Hasta las 23:59 del 24 de agosto. Faltaba un minuto para el cumpleaños de Brendan.
Jayde abrió sus redes sociales y seleccionó el único contacto que tenía anclado. Pero tras contemplar la pantalla durante un largo rato, cerró la ventana del chat. Por primera vez en diez años, no iba a desearle un feliz cumpleaños.
A las ocho de la mañana siguiente, una notificación de vuelo iluminó la pantalla de su teléfono.
[Estimada Srta. Jayde Rosario: Le informamos de que su vuelo tiene programado el despegue en 14 horas. Le recordamos que debe presentarse en el aeropuerto con dos horas de antelación para la facturación.]
Hizo un cálculo rápido. Solo le quedaban doce horas antes de tener que irse.
Casi por inercia, volvió a abrir la aplicación. Allí vio una nueva publicación de Chloie Ellis.
[Qué hermoso amanecer junto al mar. Esperando el atardecer y esperándote a ti esta tarde.]
La publicación iba acompañada de una foto de ella y Brendan, cogidos de la mano, en un lugar llamado Rose Coast.
A Jayde le temblaron las pestañas. Su corazón, sin embargo, permanecía más sereno de lo que habría imaginado.
En ese momento, Chloie le envió un mensaje directo.
[Este año, tu hermano quiere pasar su cumpleaños solo conmigo. Espero que no se te ocurra aparecer por aquí.]

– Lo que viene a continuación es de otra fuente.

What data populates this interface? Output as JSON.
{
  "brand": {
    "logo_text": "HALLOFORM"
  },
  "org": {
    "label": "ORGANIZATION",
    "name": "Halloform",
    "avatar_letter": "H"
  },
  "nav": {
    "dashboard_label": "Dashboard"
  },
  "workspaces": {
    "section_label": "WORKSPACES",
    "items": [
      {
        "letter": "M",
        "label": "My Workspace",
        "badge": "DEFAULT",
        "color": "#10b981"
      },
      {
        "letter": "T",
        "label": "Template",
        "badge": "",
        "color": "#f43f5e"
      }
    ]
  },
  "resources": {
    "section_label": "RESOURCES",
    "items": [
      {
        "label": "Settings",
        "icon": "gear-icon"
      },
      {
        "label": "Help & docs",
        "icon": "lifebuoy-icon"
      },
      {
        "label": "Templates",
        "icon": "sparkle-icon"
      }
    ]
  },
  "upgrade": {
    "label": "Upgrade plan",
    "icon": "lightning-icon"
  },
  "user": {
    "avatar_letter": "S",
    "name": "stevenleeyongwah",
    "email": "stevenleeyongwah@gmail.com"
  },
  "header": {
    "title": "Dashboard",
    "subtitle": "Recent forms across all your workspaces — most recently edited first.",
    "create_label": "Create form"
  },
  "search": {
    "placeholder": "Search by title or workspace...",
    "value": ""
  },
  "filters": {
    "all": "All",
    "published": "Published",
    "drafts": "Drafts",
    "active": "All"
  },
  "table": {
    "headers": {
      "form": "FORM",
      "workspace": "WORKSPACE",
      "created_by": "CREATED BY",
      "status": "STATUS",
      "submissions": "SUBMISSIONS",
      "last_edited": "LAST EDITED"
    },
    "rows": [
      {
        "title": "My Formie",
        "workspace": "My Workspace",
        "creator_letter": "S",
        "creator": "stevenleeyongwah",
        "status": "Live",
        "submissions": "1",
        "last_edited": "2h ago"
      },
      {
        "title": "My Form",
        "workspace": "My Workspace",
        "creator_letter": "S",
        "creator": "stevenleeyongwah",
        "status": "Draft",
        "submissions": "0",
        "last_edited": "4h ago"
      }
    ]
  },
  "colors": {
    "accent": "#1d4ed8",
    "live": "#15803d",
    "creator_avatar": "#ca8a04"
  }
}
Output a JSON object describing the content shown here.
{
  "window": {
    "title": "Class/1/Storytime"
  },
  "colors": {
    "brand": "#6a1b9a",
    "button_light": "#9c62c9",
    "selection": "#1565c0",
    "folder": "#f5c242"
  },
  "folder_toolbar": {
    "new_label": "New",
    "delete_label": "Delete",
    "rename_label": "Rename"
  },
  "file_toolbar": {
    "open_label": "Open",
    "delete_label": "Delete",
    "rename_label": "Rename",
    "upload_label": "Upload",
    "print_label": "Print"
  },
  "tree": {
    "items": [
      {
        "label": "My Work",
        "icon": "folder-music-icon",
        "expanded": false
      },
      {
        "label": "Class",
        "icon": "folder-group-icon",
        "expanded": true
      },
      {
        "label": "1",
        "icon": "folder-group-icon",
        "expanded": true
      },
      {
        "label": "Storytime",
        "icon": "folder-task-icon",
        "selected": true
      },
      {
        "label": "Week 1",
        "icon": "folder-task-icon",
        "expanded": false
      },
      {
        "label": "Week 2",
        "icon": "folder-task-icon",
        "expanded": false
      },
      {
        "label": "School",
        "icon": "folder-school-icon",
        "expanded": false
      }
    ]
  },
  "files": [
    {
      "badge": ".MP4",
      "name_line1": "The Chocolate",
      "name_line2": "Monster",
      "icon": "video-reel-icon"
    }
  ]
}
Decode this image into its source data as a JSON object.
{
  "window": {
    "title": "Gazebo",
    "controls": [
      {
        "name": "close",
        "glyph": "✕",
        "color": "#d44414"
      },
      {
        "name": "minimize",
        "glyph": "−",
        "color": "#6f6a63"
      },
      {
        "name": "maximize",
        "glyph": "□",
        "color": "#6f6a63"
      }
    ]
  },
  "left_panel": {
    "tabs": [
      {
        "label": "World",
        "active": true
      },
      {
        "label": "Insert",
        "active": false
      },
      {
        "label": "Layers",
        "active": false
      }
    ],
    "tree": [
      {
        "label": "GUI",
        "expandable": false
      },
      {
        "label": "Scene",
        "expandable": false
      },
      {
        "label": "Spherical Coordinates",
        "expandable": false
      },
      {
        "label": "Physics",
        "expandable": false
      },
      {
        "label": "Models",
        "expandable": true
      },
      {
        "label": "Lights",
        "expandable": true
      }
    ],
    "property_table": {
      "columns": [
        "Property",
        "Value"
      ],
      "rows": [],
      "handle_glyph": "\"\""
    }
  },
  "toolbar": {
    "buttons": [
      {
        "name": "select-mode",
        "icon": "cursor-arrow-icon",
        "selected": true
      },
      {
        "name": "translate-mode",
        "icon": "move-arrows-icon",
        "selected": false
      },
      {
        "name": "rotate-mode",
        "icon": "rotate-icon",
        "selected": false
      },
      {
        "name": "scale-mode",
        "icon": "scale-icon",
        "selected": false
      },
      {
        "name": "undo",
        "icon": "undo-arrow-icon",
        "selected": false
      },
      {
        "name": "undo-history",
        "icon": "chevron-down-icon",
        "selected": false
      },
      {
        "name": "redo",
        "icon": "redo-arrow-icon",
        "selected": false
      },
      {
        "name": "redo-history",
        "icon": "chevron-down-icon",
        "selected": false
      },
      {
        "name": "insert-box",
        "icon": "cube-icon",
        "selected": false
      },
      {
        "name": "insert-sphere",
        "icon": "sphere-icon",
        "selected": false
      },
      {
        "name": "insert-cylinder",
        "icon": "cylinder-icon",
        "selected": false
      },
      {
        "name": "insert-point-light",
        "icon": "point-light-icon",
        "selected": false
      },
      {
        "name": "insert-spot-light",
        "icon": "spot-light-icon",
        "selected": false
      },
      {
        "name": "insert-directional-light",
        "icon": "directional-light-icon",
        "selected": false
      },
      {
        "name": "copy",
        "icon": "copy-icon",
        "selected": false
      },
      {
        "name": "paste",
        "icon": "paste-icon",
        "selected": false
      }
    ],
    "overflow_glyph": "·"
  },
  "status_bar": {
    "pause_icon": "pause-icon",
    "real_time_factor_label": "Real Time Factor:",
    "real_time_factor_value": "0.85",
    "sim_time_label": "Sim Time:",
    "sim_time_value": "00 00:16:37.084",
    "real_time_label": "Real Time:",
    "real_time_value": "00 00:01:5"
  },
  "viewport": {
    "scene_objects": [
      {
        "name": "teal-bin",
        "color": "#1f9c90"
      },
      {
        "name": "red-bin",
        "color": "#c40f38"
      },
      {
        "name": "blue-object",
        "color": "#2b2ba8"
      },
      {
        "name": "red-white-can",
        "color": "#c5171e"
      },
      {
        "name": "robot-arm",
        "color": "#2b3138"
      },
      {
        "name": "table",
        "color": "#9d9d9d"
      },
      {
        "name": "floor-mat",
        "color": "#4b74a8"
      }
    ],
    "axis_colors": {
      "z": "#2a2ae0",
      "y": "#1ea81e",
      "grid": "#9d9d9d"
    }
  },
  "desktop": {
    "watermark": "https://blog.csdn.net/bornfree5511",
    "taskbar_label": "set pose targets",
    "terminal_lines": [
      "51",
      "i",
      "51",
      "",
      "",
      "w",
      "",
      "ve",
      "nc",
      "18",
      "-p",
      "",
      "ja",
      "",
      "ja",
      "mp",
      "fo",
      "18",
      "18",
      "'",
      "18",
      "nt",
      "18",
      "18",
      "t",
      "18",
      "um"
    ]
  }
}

Debajo del texto, un vídeo de diez segundos. En él, Brendan, vestido con un albornoz, yacía sobre una enorme cama de agua en una suite temática para parejas. A su lado, recostada, Chloie dejaba asomar un hombro por debajo de la sábana, un hombro cubierto de ambiguas marcas rojizas.
La imagen era tan elocuente que Jayde no necesitó imaginar la noche de pasión que la había precedido.
Con una leve mueca en los labios, cerró la aplicación y comenzó a deshacerse de todas sus pertenencias en la casa.
Quedaban cuatro horas.
Jayde sacó de un cajón todos sus cuadernos de bocetos y, uno por uno, rasgó los dibujos de Brendan en pedazos minúsculos. El papel triturado llenó la papelera y, con él, diez años de recuerdos comenzaron a desvanecerse.
Quedaban tres horas.
Se deshizo de cada objeto personal que aún quedaba en la casa, borrando todo rastro de su existencia en aquel lugar.
Quedaban dos horas.
Tomó la lamparita de noche de Totoro de su mesilla y la depositó sobre la mesa de centro del salón, justo encima del retrato que había dibujado de Brendan y Chloie. Sería su último regalo de bodas para él. El de su hermana.
A los ocho años, Brendan había sido una luz en su vida. A partir de ahora, ella sería su propia luz.
Porque era un girasol destinado a seguir a su propio sol, no la rosa de nadie.
Quedaba una hora.
Dejó un breve mensaje en la esquina inferior derecha del retrato.
[Brendan, feliz cumpleaños. Lo nuestro se acaba aquí. Ya no queda nada entre nosotros.]
[Te deseo lo mejor en tu futuro sin mí.]
Éramos como el pájaro y el pez, de mundos distintos; como la montaña y el río, destinados a nunca encontrarse.
Acto seguido, Jayde tomó el teléfono. Eliminó a Brendan y a Chloie Ellis de sus contactos, desactivó sus perfiles en redes sociales y, finalmente, restauró el teléfono a sus ajustes de fábrica, borrándolo todo.
Completó el proceso sin un ápice de vacilación.
Cuando terminó, dirigió una última mirada a la casa en la que había vivido durante diez años. Después, se dio la vuelta y se encaminó sin titubear hacia el aeropuerto.
Con un estruendo, el avión se elevó hacia el cielo, abriéndose paso entre las nubes.